In New York, The Audre Lorde Project Center for Community Organizing for Lesbian, Gay, Bisexual, Two-Spirit, Transgender People of Color Communities launched the new community organizing project, TransJustice, according to the center's press release. TransJustice is a political group primarily for transgendered people of color. The group's literature states that the organization will 'work to mobilize our communities and allies to action on the pressing political issues we face. These issues include gaining access to jobs, housing, and education; the need for Trans-sensitive healthcare, HIV-related services, and job-training programs; [ and ] resisting police, government and anti-immigrant violence.'

In response to a letter from the American Civil Liberties Union ( ACLU ) , the Housing Authority of Santa Monica agreed to allow a gay man on disability to live with his partner of 10 years. According to an ACLU press release, Gene Boccia, disabled since a 1974 hate crime in which he was shot in the face, has been living in the same housing complex since 1999. Boccia and his life partner Brett Crowley, who is also disabled, applied to live together almost immediately after learning that they could do so, but the housing authority failed to act on their request. Boccia contacted the ACLU, which submitted letters to the Housing Authority in October pointing out that both state and local law prohibit housing discrimination based on sexual orientation.

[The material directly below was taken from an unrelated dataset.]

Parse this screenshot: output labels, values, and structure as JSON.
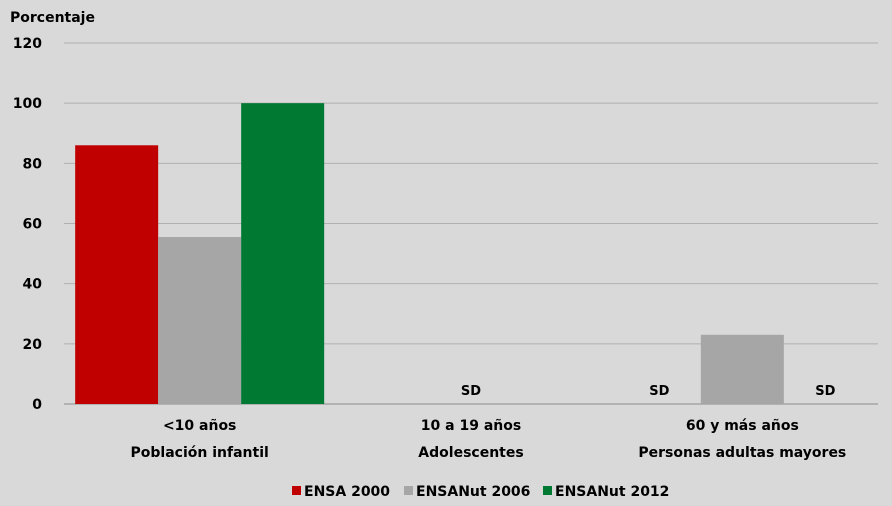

A planning summit for a national AIDS march will take place Jan. 4-5 in Washington, D.C. More than 300 AIDS, community, advocacy, and faith groups will be invited. A national and international March to End AIDS will kick off in mid-April and converge on D.C. for four days of action, support, and prayer on May 1-4. To join, contact or call the National Association of People with AIDS at ( 202 ) 898-0414.

The Triangle Foundation, in an open letter, thanked Michigan Gov. Jennifer Granholm for showing her support of domestic-partner health insurance in her letter to the LGBT community. The Detroit-based gay foundation's message stated, in part, that it wants to work with the governor 'to better represent the intentions of millions of voters in the state who want to see their neighbors, co-workers, friends and family members be treated fairly under the law.' The letter was signed by members of several organizations, including Detroit Black Gay Pride; Affirmations Lesbian and Gay Community Center; and Pride Source Media. In Granholm's letter, she expressed that press reports were incorrect concerning her position on benefits for same-sex couples as negotiated in the contracts for state employees.

The Human Rights Campaign's Corporate Equality Index ( CEI ) currently has no companies with a score of zero following the announcement that ALLTEL Corp. has changed its non-discrimination policy to include sexual orientation, according to an HRC press release. ALLTEL is a major cell phone, local phone, long-distance, and internet service provider based in Little Rock, Ark. The CEI is an annual rating of companies' treatment of LGBT employees, consumers, and investors. ALLTEL was the only company to receive a rating of zero on the Human Rights Campaign's 2004 CEI released Sept. 28, 2004.